When the Web happened, I had scientists complaining to me. They sort of said, "You know, I search the Web but I'm never quite sure I've found everything." And the answer is, before you were fooling yourself, before you thought you found everything, but you hadn't. Now you're seeing ten, a hundred, a thousand times more of what's out there than you were before, and you're not quite catching everything, but you are doing a hundred times better job of doing your research.

People have to get comfortable with the sense that there is uncertainty and that, nonetheless, you can get predictability.

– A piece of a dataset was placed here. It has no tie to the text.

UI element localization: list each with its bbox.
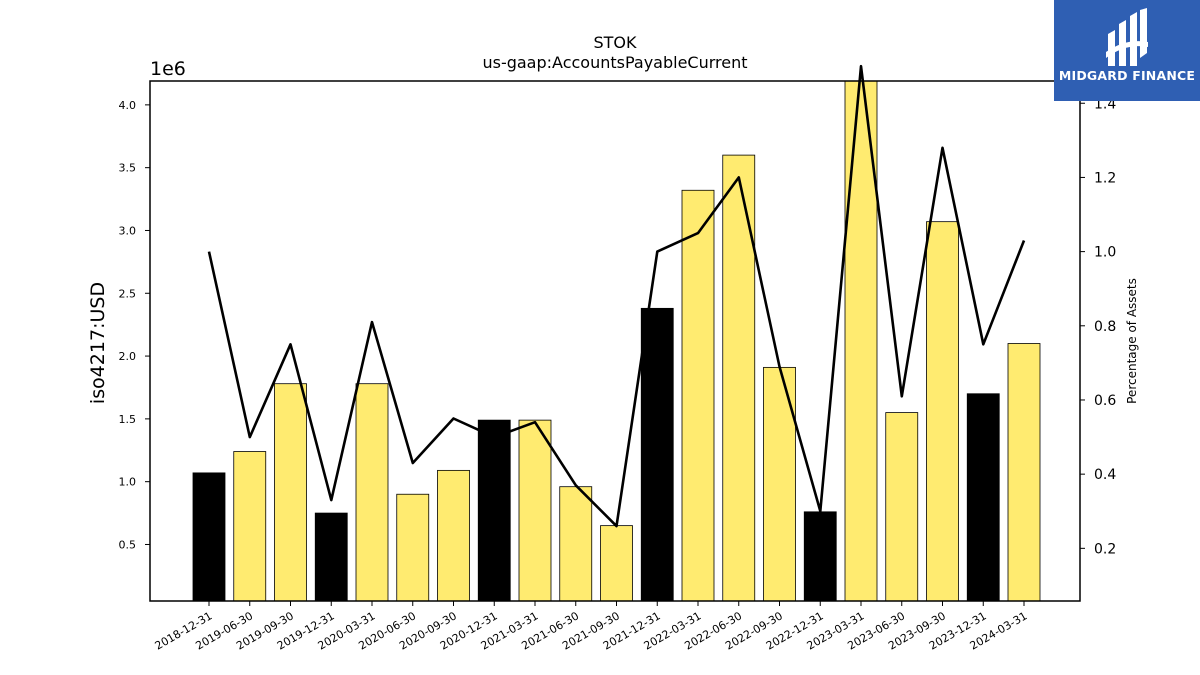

You take large numbers and research on statistics and you apply them.

Will scientific papers become a "to be continued" sort of thing?
What you'll find is that we will get a new basis and a new level of sophistication, much like when we went from classical physics to quantum physics. It just changed the ground rules. And by the way, a lot of people were left behind (in that transition). That scares me. When I look at what our best physicists are doing at Intel, it's way beyond me. I will admit it. And I think that computer science, as it evolves, is going to get beyond me. In some sense I want to drive it beyond me.

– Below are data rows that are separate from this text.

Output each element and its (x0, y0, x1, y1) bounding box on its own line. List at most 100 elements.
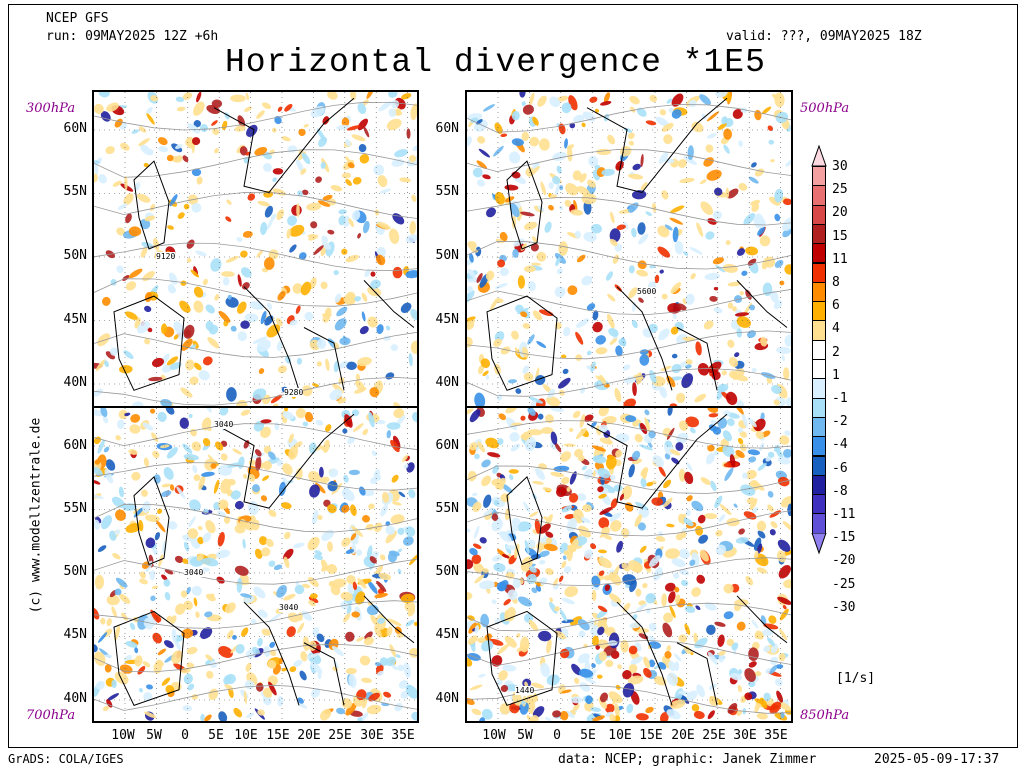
lat-label-right-bottom-55N: 55N (435, 501, 459, 516)
colorbar-unit: [1/s] (836, 671, 876, 686)
lon-label-right-5W: 5W (517, 728, 533, 743)
colorbar-swatch (812, 262, 826, 283)
lat-label-right-top-40N: 40N (435, 375, 459, 390)
divergence-field (467, 408, 791, 721)
lat-label-right-top-50N: 50N (435, 248, 459, 263)
lon-label-right-0: 0 (553, 728, 561, 743)
lat-label-left-bottom-45N: 45N (63, 627, 87, 642)
lon-label-left-20E: 20E (297, 728, 321, 743)
colorbar-swatch (812, 339, 826, 360)
level-label-700: 700hPa (26, 708, 76, 723)
lat-label-left-top-45N: 45N (63, 312, 87, 327)
level-label-850: 850hPa (800, 708, 850, 723)
valid-label: valid: ???, 09MAY2025 18Z (726, 29, 922, 44)
level-label-300: 300hPa (26, 101, 76, 116)
colorbar-swatch (812, 436, 826, 457)
colorbar-swatch (812, 166, 826, 187)
lon-label-right-25E: 25E (702, 728, 726, 743)
contour-label: 5600 (637, 287, 657, 296)
lon-label-right-15E: 15E (639, 728, 663, 743)
lat-label-right-bottom-40N: 40N (435, 691, 459, 706)
lat-label-left-top-60N: 60N (63, 121, 87, 136)
map-panel-300hpa: 9120 9280 (92, 90, 419, 408)
colorbar-swatch (812, 223, 826, 245)
lat-label-left-top-55N: 55N (63, 184, 87, 199)
colorbar-swatch (812, 378, 826, 399)
data-credit: data: NCEP; graphic: Janek Zimmer (558, 752, 817, 767)
colorbar-label: -15 (832, 530, 856, 546)
lat-label-left-bottom-55N: 55N (63, 501, 87, 516)
contour-label: 3040 (279, 603, 299, 612)
lon-label-right-30E: 30E (733, 728, 757, 743)
lon-label-left-10E: 10E (234, 728, 258, 743)
map-panel-500hpa: 5600 (465, 90, 793, 408)
level-label-500: 500hPa (800, 101, 850, 116)
lat-label-right-bottom-50N: 50N (435, 564, 459, 579)
map-title: Horizontal divergence *1E5 (225, 44, 766, 81)
timestamp: 2025-05-09-17:37 (874, 752, 1000, 767)
lon-label-left-30E: 30E (360, 728, 384, 743)
colorbar-label: 1 (832, 367, 840, 383)
colorbar-label: 30 (832, 159, 848, 174)
colorbar-swatch (812, 513, 826, 534)
contour-label: 9280 (284, 388, 304, 397)
colorbar-label: -4 (832, 437, 848, 453)
source-label: NCEP GFS (46, 11, 109, 26)
contour-label: 9120 (156, 252, 176, 261)
colorbar-label: 15 (832, 228, 848, 244)
lon-label-right-35E: 35E (764, 728, 788, 743)
colorbar-label: 2 (832, 344, 840, 360)
lon-label-left-25E: 25E (328, 728, 352, 743)
colorbar-swatch (812, 359, 826, 380)
lon-label-left-5W: 5W (146, 728, 162, 743)
lon-label-right-20E: 20E (671, 728, 695, 743)
colorbar-label: 8 (832, 275, 840, 290)
colorbar-swatch (812, 455, 826, 476)
lon-label-left-5E: 5E (208, 728, 224, 743)
colorbar-swatch (812, 416, 826, 438)
map-panel-700hpa: 3040 3040 3040 (92, 406, 419, 723)
lon-label-left-35E: 35E (391, 728, 415, 743)
divergence-field (467, 92, 791, 406)
colorbar-swatch (812, 243, 826, 264)
lat-label-right-bottom-60N: 60N (435, 438, 459, 453)
colorbar-label: -2 (832, 414, 848, 430)
colorbar-swatch (812, 474, 826, 496)
colorbar-label: 4 (832, 321, 840, 337)
colorbar-label: -1 (832, 391, 848, 406)
lon-label-right-10W: 10W (482, 728, 506, 743)
colorbar-bottom-arrow (811, 532, 827, 555)
figure-frame (8, 4, 1018, 748)
colorbar-label: -8 (832, 483, 848, 499)
lat-label-left-bottom-40N: 40N (63, 691, 87, 706)
software-credit: GrADS: COLA/IGES (8, 752, 124, 766)
colorbar-swatch (812, 281, 826, 303)
run-label: run: 09MAY2025 12Z +6h (46, 29, 219, 44)
colorbar-label: 6 (832, 298, 840, 314)
lon-label-left-10W: 10W (111, 728, 135, 743)
lon-label-left-15E: 15E (266, 728, 290, 743)
lat-label-left-bottom-50N: 50N (63, 564, 87, 579)
colorbar-swatch (812, 185, 826, 206)
divergence-field (94, 92, 417, 406)
map-panel-850hpa: 1440 (465, 406, 793, 723)
lat-label-right-top-45N: 45N (435, 312, 459, 327)
colorbar-label: 20 (832, 205, 848, 221)
colorbar-label: -30 (832, 599, 856, 615)
colorbar-label: 25 (832, 182, 848, 198)
lon-label-right-5E: 5E (580, 728, 596, 743)
colorbar-swatch (812, 320, 826, 341)
colorbar-swatch (812, 204, 826, 225)
colorbar-label: 11 (832, 251, 848, 267)
colorbar-label: -25 (832, 576, 856, 592)
contour-label: 3040 (214, 420, 234, 429)
contour-label: 1440 (515, 686, 535, 695)
lat-label-right-top-60N: 60N (435, 121, 459, 136)
colorbar-swatch (812, 397, 826, 418)
colorbar-top-arrow (811, 145, 827, 167)
colorbar-label: -20 (832, 553, 856, 569)
colorbar-swatch (812, 301, 826, 322)
lat-label-left-top-50N: 50N (63, 248, 87, 263)
lat-label-right-bottom-45N: 45N (435, 627, 459, 642)
watermark-credit: (c) www.modellzentrale.de (28, 417, 44, 614)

The public in some sense, though, is uncomfortable with privately funded work at universities. People fear that research might become too product-focused. Is there a danger in that?
We're actually trying to drive it in the other direction. You might be surprised to find out that our position going in is, "Why don't you put it all in the public domain?" That's putting the shoe on the other foot. Our philosophy is that we want the universities out there doing the research that will grow the entire industry. Our job, we have a $4 billion R&D plan; if we can't get competitive advantage out of that and run faster than everyone else, we don't deserve to. So we want the universities running full tilt.

This is a bit of a change for the universities. We sort of back up when they start going, "Hmm. Mmm. We don't know about that." Then we tell them we at least have to get a nonexclusive license because I can't really explain to my shareholders why Intel is getting sued over something we funded. But we are not trying to appropriate intellectual property. We would want them pushing forward and getting more longer term in their work, and we want to see government involved in doing that. The government sort of provides the lubrication, making sure there are enough funds to get started and to convince other companies to get involved.

So you want them to stay out of the product development idea?
Absolutely. Get out of the start-up mode. In some sense, the universities are a huge opportunity collectively for economic growth, so there is an opportunity cost every time research gets appropriated (by a private party). We don't want to see that opportunity cost.